Jason Adasiewicz è di Chicago, è nato nella scena post-rock di quell’area, e dimostra di avere una naturale tendenza verso esperienze di impronta ibrida tra una verve boppistica e una piena libertà di stile: dopo un valido esordio con il gruppo dei Rolldown, Adasiewicz è stato ospite fisso praticamente di tutta la nuova scena jazz di Chicago che conta, suonando assieme a Rob Mazurek e alla sua creazione orchestrale (la Exploding Star Orchestra), nei gruppi di Mike Reed, Nicole Mitchell e Ken Vandemark (Jazz Chicago Style), sviluppando quindi anche un profondo senso di attaccamento a tematiche “free” jazz. Poi, qualche anno fa con “Sun Rooms” è arrivato un pieno affrancamento delle sue capacità e idee, che in “Spacer” ha trovato conferma: l’orizzonte è piuttosto variegato e si pone stilisticamente molto vicino alla poliedricità di genere di Hutcherson, sebbene in alcuni momenti Adasiewicz dimostri una sua personalissima visione dello strumento, tesa a ricreare sonorità sospese in una timbricità eterea e quasi esotica.

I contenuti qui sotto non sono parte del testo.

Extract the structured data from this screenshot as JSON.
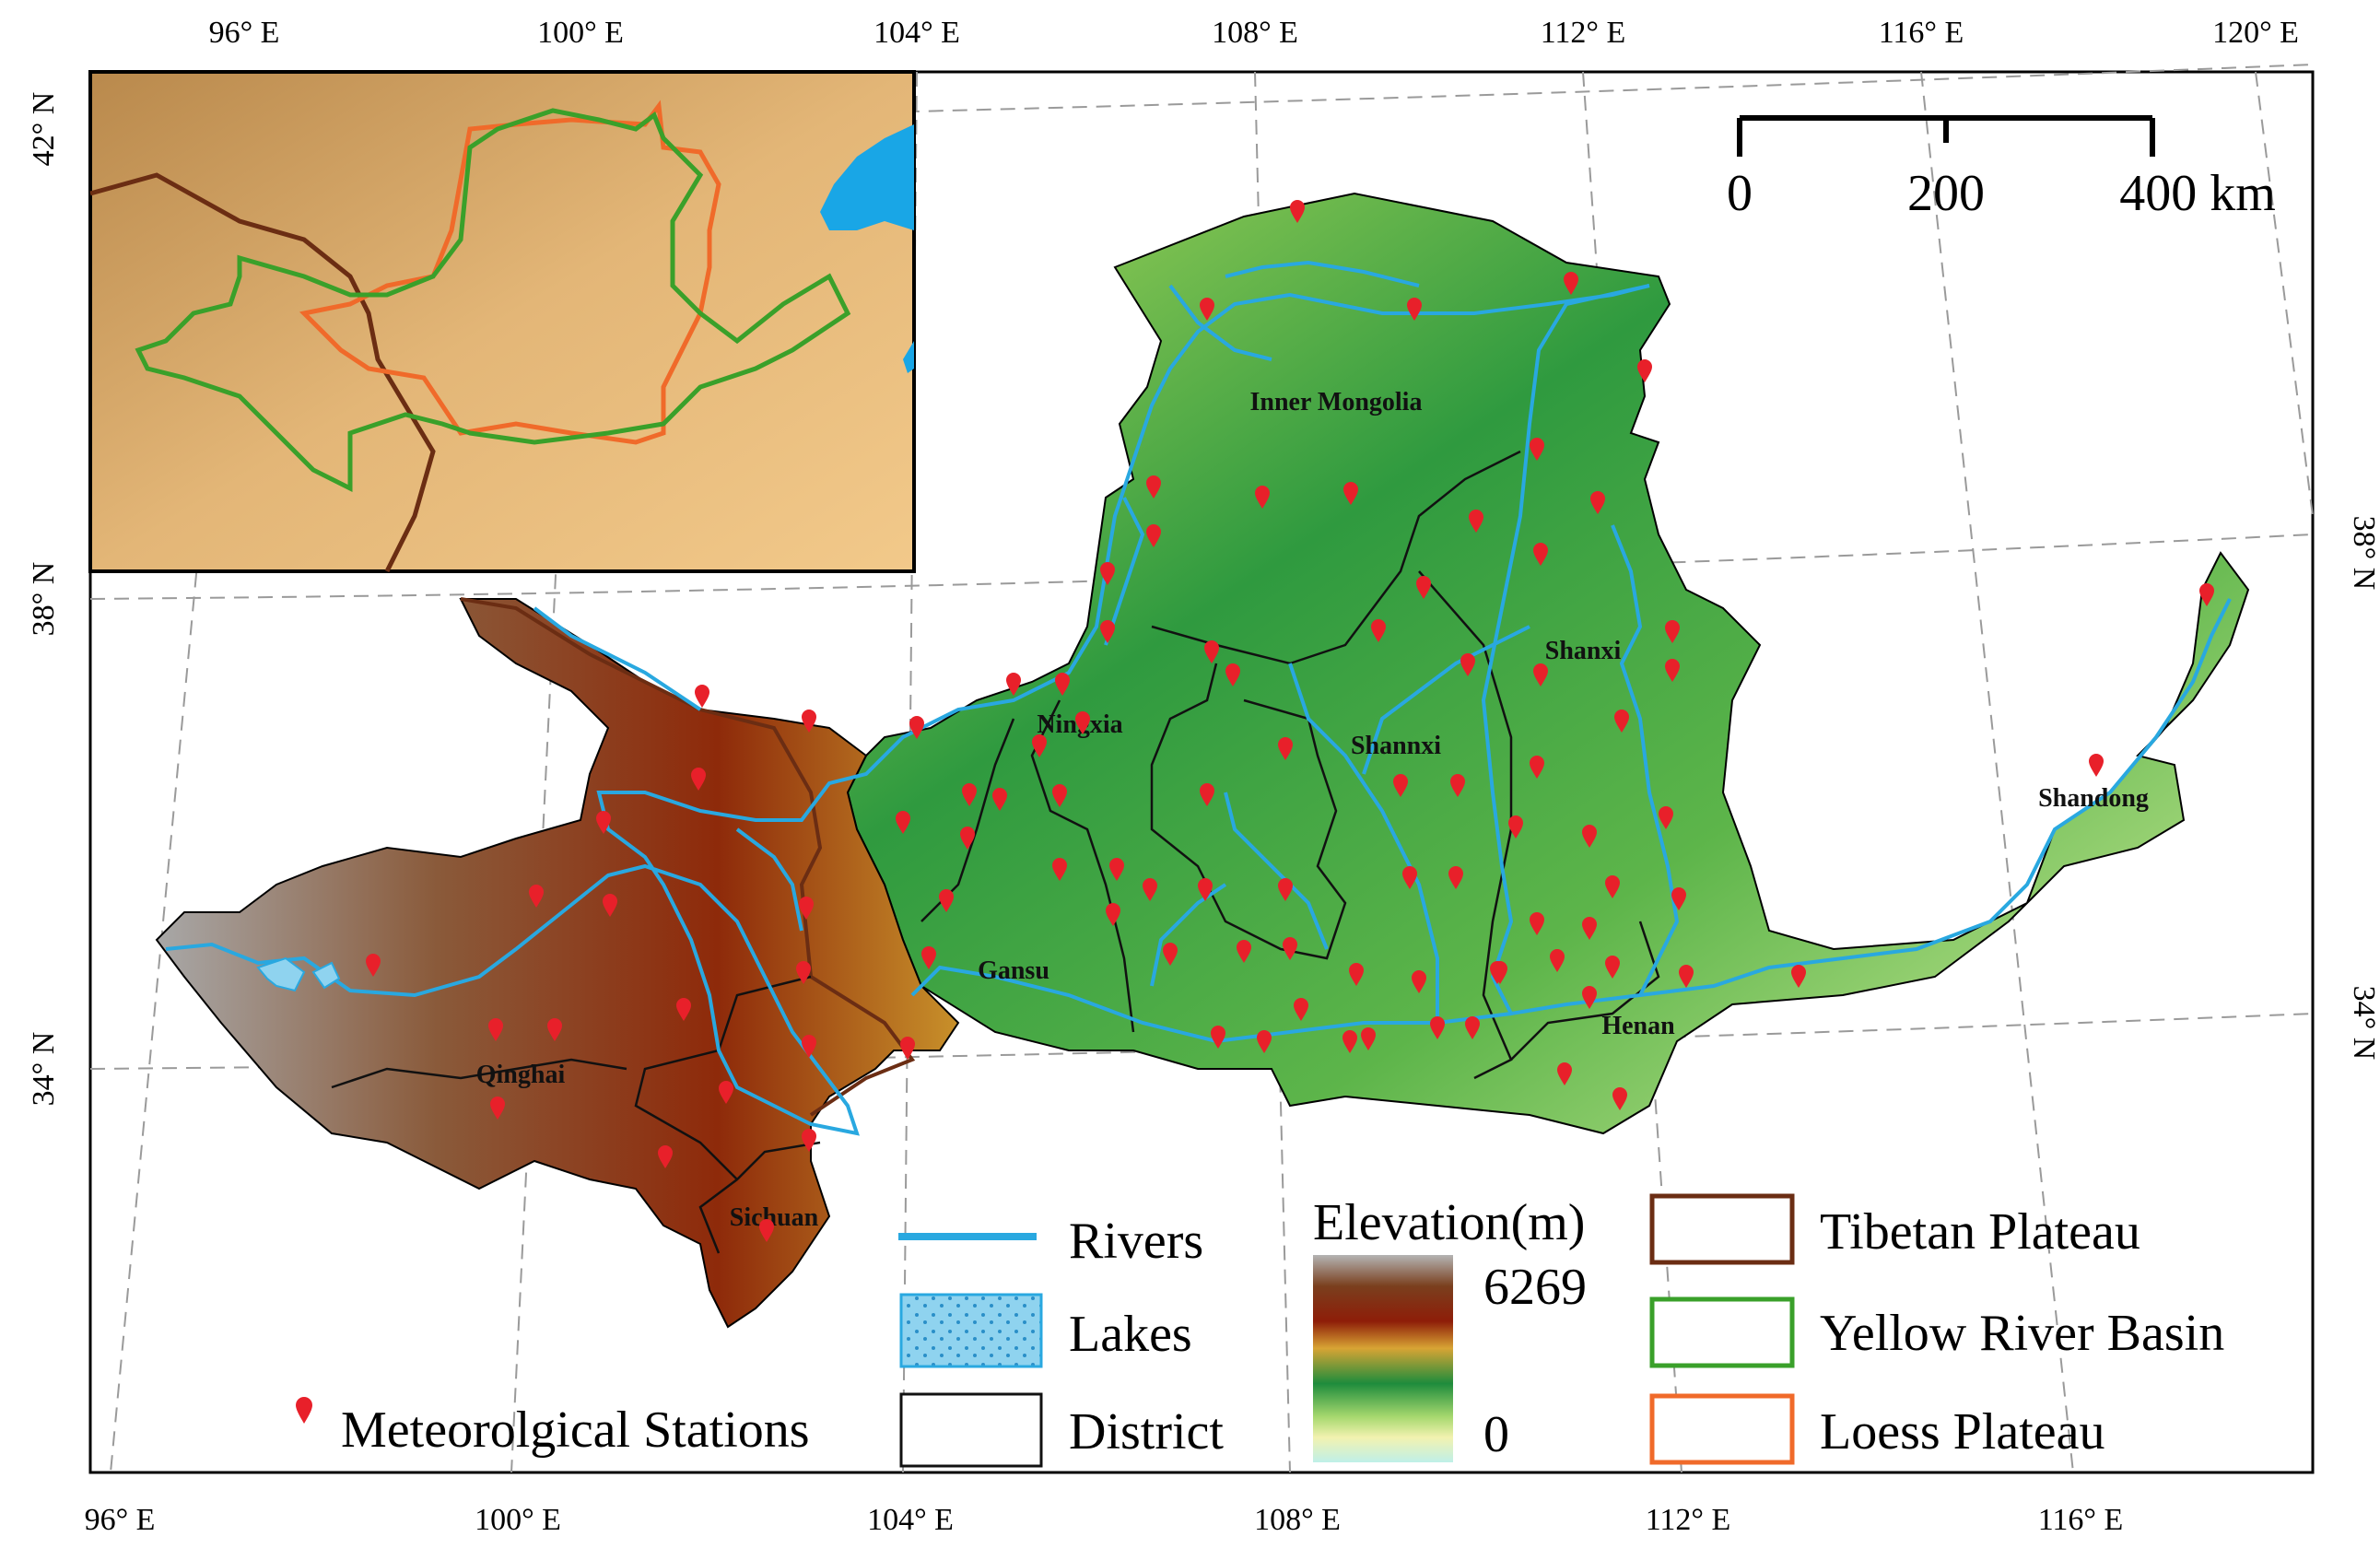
{
  "lon_ticks_top": [
    "96° E",
    "100° E",
    "104° E",
    "108° E",
    "112° E",
    "116° E",
    "120° E"
  ],
  "lon_ticks_bottom": [
    "96° E",
    "100° E",
    "104° E",
    "108° E",
    "112° E",
    "116° E"
  ],
  "lat_ticks_left": [
    "42° N",
    "38° N",
    "34° N"
  ],
  "lat_ticks_right": [
    "38° N",
    "34° N"
  ],
  "scale_bar": {
    "labels": [
      "0",
      "200",
      "400 km"
    ]
  },
  "regions": {
    "inner_mongolia": "Inner Mongolia",
    "shanxi": "Shanxi",
    "ningxia": "Ningxia",
    "shannxi": "Shannxi",
    "shandong": "Shandong",
    "gansu": "Gansu",
    "henan": "Henan",
    "qinghai": "Qinghai",
    "sichuan": "Sichuan"
  },
  "legend": {
    "rivers": "Rivers",
    "lakes": "Lakes",
    "district": "District",
    "stations": "Meteorolgical Stations",
    "elevation_title": "Elevation(m)",
    "elevation_max": "6269",
    "elevation_min": "0",
    "tibetan_plateau": "Tibetan Plateau",
    "yellow_river_basin": "Yellow River Basin",
    "loess_plateau": "Loess Plateau"
  },
  "colors": {
    "river": "#29a8e0",
    "lake": "#8fd3ef",
    "station": "#e8202a",
    "tibetan_plateau": "#6b2d13",
    "yellow_river_basin": "#3aa02a",
    "loess_plateau": "#f06a2a",
    "district": "#111111"
  },
  "elevation_colors": [
    "#b4b4b4",
    "#7a3f1e",
    "#8e1d08",
    "#d8a434",
    "#1e8c3c",
    "#a6d86e",
    "#f2f2b0",
    "#bff0e8"
  ],
  "stations": [
    [
      1408,
      232
    ],
    [
      1310,
      338
    ],
    [
      1535,
      338
    ],
    [
      1705,
      310
    ],
    [
      1785,
      405
    ],
    [
      1668,
      490
    ],
    [
      1370,
      542
    ],
    [
      1466,
      538
    ],
    [
      1252,
      531
    ],
    [
      1252,
      584
    ],
    [
      1202,
      625
    ],
    [
      1202,
      688
    ],
    [
      1602,
      568
    ],
    [
      1545,
      640
    ],
    [
      1672,
      604
    ],
    [
      1734,
      548
    ],
    [
      1315,
      710
    ],
    [
      1338,
      735
    ],
    [
      1496,
      687
    ],
    [
      1593,
      724
    ],
    [
      1672,
      735
    ],
    [
      1815,
      688
    ],
    [
      1815,
      730
    ],
    [
      1100,
      745
    ],
    [
      1153,
      745
    ],
    [
      1395,
      815
    ],
    [
      1310,
      865
    ],
    [
      1520,
      855
    ],
    [
      1582,
      855
    ],
    [
      1668,
      835
    ],
    [
      1760,
      785
    ],
    [
      1052,
      865
    ],
    [
      1128,
      812
    ],
    [
      1150,
      866
    ],
    [
      1175,
      787
    ],
    [
      995,
      792
    ],
    [
      980,
      895
    ],
    [
      1050,
      912
    ],
    [
      1150,
      946
    ],
    [
      1212,
      946
    ],
    [
      1208,
      995
    ],
    [
      1248,
      968
    ],
    [
      1308,
      968
    ],
    [
      1395,
      968
    ],
    [
      1350,
      1035
    ],
    [
      1400,
      1032
    ],
    [
      1530,
      955
    ],
    [
      1580,
      955
    ],
    [
      1645,
      900
    ],
    [
      1725,
      910
    ],
    [
      1750,
      965
    ],
    [
      1808,
      890
    ],
    [
      1822,
      978
    ],
    [
      1668,
      1005
    ],
    [
      1725,
      1010
    ],
    [
      1625,
      1058
    ],
    [
      1690,
      1045
    ],
    [
      1750,
      1052
    ],
    [
      1270,
      1038
    ],
    [
      1540,
      1068
    ],
    [
      1472,
      1060
    ],
    [
      1412,
      1098
    ],
    [
      1322,
      1128
    ],
    [
      1372,
      1133
    ],
    [
      1465,
      1133
    ],
    [
      1485,
      1130
    ],
    [
      1560,
      1118
    ],
    [
      1598,
      1118
    ],
    [
      1628,
      1058
    ],
    [
      1698,
      1168
    ],
    [
      1758,
      1195
    ],
    [
      1952,
      1062
    ],
    [
      1830,
      1062
    ],
    [
      1725,
      1085
    ],
    [
      2395,
      648
    ],
    [
      2275,
      833
    ],
    [
      1085,
      870
    ],
    [
      1027,
      980
    ],
    [
      1008,
      1042
    ],
    [
      878,
      785
    ],
    [
      762,
      758
    ],
    [
      758,
      848
    ],
    [
      655,
      895
    ],
    [
      662,
      985
    ],
    [
      582,
      975
    ],
    [
      405,
      1050
    ],
    [
      538,
      1120
    ],
    [
      602,
      1120
    ],
    [
      742,
      1098
    ],
    [
      788,
      1188
    ],
    [
      872,
      1058
    ],
    [
      878,
      1138
    ],
    [
      722,
      1258
    ],
    [
      878,
      1240
    ],
    [
      540,
      1205
    ],
    [
      832,
      1338
    ],
    [
      985,
      1140
    ],
    [
      875,
      988
    ]
  ]
}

Stefon Harris è considerato il miglior vibrafonista della sua generazione e certamente il fatto di essere stato scritturato fin da inizio carriera dalla Blue Note è stato un viatico per incrementare la sua popolarità: tuttavia la stessa non ha mai espresso episodi eclatanti: Harris è un’asso nella tecnica (in alcuni momenti sembra una duplicazione del piano) ma è anche un’espressione del tempo che fu. Un buon modo di ascoltarlo può essere la raccolta di songs “Ninety miles” effettuata con il sassofonista David Sanchez e il trombettista Christian Scott, dove compaiono anche alcune tra le migliori composizioni dell’americano, che trovano in questa versione forse una migliore riesposizione.

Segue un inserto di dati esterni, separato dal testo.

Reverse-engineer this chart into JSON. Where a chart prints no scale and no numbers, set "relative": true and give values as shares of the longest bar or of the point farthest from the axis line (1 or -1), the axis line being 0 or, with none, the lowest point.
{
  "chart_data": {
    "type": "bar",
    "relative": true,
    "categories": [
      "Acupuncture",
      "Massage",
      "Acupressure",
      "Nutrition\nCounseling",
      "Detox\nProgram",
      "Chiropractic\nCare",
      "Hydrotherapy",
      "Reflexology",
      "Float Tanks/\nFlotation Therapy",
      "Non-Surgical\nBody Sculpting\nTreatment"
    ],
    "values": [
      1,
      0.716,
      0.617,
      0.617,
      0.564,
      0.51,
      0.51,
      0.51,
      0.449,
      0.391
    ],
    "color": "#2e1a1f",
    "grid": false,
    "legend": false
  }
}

Matthias Lupri è invece il più incline alla tecnologia: oltre ad usare un vibrafono elettrico, si caratterizza per il fatto di suonare spesso oltre che con i battenti, anche con risonatori di suono (usa gli archi del violoncello colpendo delicatamente la parte inferiore dello strumento per creare l’effetto): quello dello sviluppo degli armonici è il prossimo campo di battaglia dei vibrafonisti, coltivato nella musica colta da compositori come Christopher Deane. Lupri, tedesco naturalizzato canadese, pubblica per la Summit Records un’antologia ben calibrata, che evidenzia le esperienze fatte con una serie di musicisti importanti tra i quali quella con i gruppi di Mark Turner e Cuong Vu, con Kurt Rosenwinkel e con Myron Walden e Danny McCaslin. “After hours, Moonlamps and other ballads” può essere un giusto compendio per chi non ha ascoltato “Transition sonic” e “Metalix”, opere innovative che accanto a valide rielaborazioni del mainstream producono anche interessanti evoluzioni ipnotiche del vibrafono.